John Sorell, former News Director at Nine Melbourne who recruited Brian Naylor to create an unbeatable reign, has died.

sorellFormer Director of News at Channel Nine Melbourne, John Sorell, has died, following a heart attack, aged 71.

Sorell was GTV9’s news director for 28 years, notably during the era of newsreaders Brian Naylor and Sir Eric Pearce.

Sorell was instrumental in wooing Naylor from Seven to Nine in 1978. “If you cant beat them, poach them,” he was reported as saying.

Following the recent death of Brian Naylor, Sorell wrote an obituary for the Herald Sun:  But we had our moments. Once he said publicly that news reading was a “pretty boring job”. I was upset and described Brian as a “good-looking man who smelled nice”.

This was pretty stupid of me. Naylor was appalled and so was management.

For a fortnight we didn’t speak. He’d shut his office on arrival and I’d pass the scripts under the door. In the end he was very gracious, we shook hands, had a beer and the incident was forgotten.

Sorell started his career at the Hobart Mercury in 1955. Prior to working for Nine he had written for Melbourne’s Herald and Observer newspapers but was wooed by the Packer family to Nine in the mid 1970s.

He was a dual Walkley Award winner, one of which was awarded for an exclusive interview with deposed Prime Minister John Gorton.

“Seems that nobody could get to him,” Sorell once said. “I just rang him up at The Lodge and got through to him.

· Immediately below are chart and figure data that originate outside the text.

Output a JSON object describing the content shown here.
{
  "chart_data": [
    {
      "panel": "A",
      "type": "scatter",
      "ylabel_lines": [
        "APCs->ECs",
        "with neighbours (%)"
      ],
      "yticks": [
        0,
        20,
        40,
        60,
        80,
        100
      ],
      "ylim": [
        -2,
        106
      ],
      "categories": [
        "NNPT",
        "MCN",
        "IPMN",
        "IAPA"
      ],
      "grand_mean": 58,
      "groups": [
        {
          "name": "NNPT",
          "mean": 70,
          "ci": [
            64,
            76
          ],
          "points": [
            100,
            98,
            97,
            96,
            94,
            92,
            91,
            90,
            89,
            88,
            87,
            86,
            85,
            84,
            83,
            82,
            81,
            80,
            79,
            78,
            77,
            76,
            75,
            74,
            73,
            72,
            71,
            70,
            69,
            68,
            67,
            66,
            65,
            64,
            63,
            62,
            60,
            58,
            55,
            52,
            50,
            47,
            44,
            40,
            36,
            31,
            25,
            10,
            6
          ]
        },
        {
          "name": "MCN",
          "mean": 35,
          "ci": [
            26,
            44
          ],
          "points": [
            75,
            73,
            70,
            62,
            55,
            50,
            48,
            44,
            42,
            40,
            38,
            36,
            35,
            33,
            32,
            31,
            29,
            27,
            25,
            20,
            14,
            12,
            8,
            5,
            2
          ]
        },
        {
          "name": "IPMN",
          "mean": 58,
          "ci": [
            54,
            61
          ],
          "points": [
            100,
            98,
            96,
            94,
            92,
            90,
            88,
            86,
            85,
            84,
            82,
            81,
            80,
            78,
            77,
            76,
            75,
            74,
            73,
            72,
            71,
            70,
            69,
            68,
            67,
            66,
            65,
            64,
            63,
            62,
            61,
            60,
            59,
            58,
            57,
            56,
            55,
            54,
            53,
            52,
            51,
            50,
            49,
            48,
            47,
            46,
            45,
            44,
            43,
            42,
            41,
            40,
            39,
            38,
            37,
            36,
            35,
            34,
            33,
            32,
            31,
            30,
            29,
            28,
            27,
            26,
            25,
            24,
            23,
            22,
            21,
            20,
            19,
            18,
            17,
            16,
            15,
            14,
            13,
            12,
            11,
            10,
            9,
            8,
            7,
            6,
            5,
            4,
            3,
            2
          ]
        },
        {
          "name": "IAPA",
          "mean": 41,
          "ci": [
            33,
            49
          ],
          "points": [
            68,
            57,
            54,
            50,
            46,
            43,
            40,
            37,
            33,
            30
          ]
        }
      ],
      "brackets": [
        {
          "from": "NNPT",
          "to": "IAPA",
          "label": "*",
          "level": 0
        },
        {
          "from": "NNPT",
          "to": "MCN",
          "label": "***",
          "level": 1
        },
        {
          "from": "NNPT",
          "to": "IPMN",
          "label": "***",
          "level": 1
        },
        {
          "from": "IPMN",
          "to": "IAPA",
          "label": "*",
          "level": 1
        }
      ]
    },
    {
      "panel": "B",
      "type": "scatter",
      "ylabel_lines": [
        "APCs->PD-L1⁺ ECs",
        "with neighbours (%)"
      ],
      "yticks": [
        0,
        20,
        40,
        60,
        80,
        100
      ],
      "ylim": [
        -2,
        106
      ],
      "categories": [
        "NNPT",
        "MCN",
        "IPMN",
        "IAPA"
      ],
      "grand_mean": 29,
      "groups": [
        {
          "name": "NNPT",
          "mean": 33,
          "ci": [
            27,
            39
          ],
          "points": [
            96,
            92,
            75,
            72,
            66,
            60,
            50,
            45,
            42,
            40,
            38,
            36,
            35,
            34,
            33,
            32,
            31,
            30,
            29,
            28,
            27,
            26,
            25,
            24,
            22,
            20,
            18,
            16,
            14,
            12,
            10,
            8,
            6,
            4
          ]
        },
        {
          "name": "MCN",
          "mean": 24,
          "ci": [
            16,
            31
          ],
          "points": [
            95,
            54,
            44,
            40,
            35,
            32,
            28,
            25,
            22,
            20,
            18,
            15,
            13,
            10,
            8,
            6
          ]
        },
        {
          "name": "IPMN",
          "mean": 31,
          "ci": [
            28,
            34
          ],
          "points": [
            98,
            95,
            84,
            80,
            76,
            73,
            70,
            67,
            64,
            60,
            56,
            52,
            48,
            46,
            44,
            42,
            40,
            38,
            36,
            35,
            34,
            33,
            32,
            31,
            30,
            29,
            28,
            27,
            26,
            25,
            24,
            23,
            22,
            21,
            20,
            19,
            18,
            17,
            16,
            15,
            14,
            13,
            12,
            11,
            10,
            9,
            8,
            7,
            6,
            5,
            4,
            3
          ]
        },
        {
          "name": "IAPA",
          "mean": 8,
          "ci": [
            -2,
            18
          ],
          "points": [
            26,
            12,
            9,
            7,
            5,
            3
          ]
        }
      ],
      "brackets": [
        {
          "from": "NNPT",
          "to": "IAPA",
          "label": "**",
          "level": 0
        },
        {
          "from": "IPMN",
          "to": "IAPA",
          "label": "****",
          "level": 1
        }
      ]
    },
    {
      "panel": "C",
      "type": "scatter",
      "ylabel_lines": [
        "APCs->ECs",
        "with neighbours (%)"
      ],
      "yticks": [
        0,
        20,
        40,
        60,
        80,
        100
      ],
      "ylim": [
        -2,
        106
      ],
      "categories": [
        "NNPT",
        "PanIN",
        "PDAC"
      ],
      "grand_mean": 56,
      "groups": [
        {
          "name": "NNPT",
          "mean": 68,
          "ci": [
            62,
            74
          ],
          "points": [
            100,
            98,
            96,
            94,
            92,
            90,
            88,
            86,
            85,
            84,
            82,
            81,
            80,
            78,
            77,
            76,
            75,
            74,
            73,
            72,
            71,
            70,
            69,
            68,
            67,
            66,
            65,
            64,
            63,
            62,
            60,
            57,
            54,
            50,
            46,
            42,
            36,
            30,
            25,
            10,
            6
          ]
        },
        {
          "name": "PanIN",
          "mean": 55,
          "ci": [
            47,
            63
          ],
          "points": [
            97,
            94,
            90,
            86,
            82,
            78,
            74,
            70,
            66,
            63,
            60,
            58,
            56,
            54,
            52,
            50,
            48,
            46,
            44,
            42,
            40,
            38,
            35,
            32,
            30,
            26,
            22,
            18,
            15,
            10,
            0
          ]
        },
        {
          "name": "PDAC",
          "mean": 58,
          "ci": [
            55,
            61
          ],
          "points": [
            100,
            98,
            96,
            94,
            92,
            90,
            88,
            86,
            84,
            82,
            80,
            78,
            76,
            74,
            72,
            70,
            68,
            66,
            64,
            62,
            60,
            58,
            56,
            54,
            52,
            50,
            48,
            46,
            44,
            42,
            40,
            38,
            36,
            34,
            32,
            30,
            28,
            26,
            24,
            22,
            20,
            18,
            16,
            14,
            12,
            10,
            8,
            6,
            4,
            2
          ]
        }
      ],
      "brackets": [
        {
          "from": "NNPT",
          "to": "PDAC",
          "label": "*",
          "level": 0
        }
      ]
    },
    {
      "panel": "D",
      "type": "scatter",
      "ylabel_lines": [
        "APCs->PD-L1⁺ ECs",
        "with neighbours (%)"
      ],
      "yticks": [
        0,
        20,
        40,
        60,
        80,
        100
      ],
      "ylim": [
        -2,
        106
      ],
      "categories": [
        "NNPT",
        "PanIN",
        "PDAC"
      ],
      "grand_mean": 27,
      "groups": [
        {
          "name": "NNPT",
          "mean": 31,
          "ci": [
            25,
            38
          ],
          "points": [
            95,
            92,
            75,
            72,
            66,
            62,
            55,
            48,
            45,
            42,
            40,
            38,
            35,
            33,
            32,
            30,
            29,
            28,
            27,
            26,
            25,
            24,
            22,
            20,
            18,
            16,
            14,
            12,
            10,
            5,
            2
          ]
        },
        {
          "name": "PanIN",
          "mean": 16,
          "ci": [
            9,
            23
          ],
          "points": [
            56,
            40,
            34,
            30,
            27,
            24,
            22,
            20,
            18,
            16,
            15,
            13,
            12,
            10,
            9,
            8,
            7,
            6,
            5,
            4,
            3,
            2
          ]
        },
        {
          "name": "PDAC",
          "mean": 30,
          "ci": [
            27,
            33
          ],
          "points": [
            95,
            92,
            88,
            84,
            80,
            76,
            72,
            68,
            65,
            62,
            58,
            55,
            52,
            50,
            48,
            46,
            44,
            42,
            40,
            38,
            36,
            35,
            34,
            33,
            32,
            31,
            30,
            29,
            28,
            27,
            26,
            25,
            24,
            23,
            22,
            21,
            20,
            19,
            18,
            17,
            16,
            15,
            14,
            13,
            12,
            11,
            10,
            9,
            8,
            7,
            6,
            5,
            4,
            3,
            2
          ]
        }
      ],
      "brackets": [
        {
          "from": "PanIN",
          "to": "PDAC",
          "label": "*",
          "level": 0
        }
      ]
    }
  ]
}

“Anyway I rang him up and he said, ‘Come around now if you like.’ “I thought about it and decided if I went around we’d both get on the grog and next morning neither of us would remember anything about it, and he’d ring me up and say he’d changed his mind.”

The interview was held beside the pool at The Lodge, and beat all the competitors by a day.

John Sorell retired from Nine in 2003. GTV9 opened its news bulletin this evening with a tribute, introduced by newsreader Jo Hall, who, fighting back tears, acknowledged her start in television news from an appointment by Sorell.

He is survived by his wife and three children and eight grandchildren.

Source: Herald Sun, Melbourne Observer

One Response

  1. John Sorell and Brian Naylor were the keys to Nine’s dominance in news in Melbourne through the 1980s (apart from 1986 and 1987 when Ten won the ratings), the 1990s and the early 2000s. Their successes are unlikely to be replicated in the future by Nine, or by another network.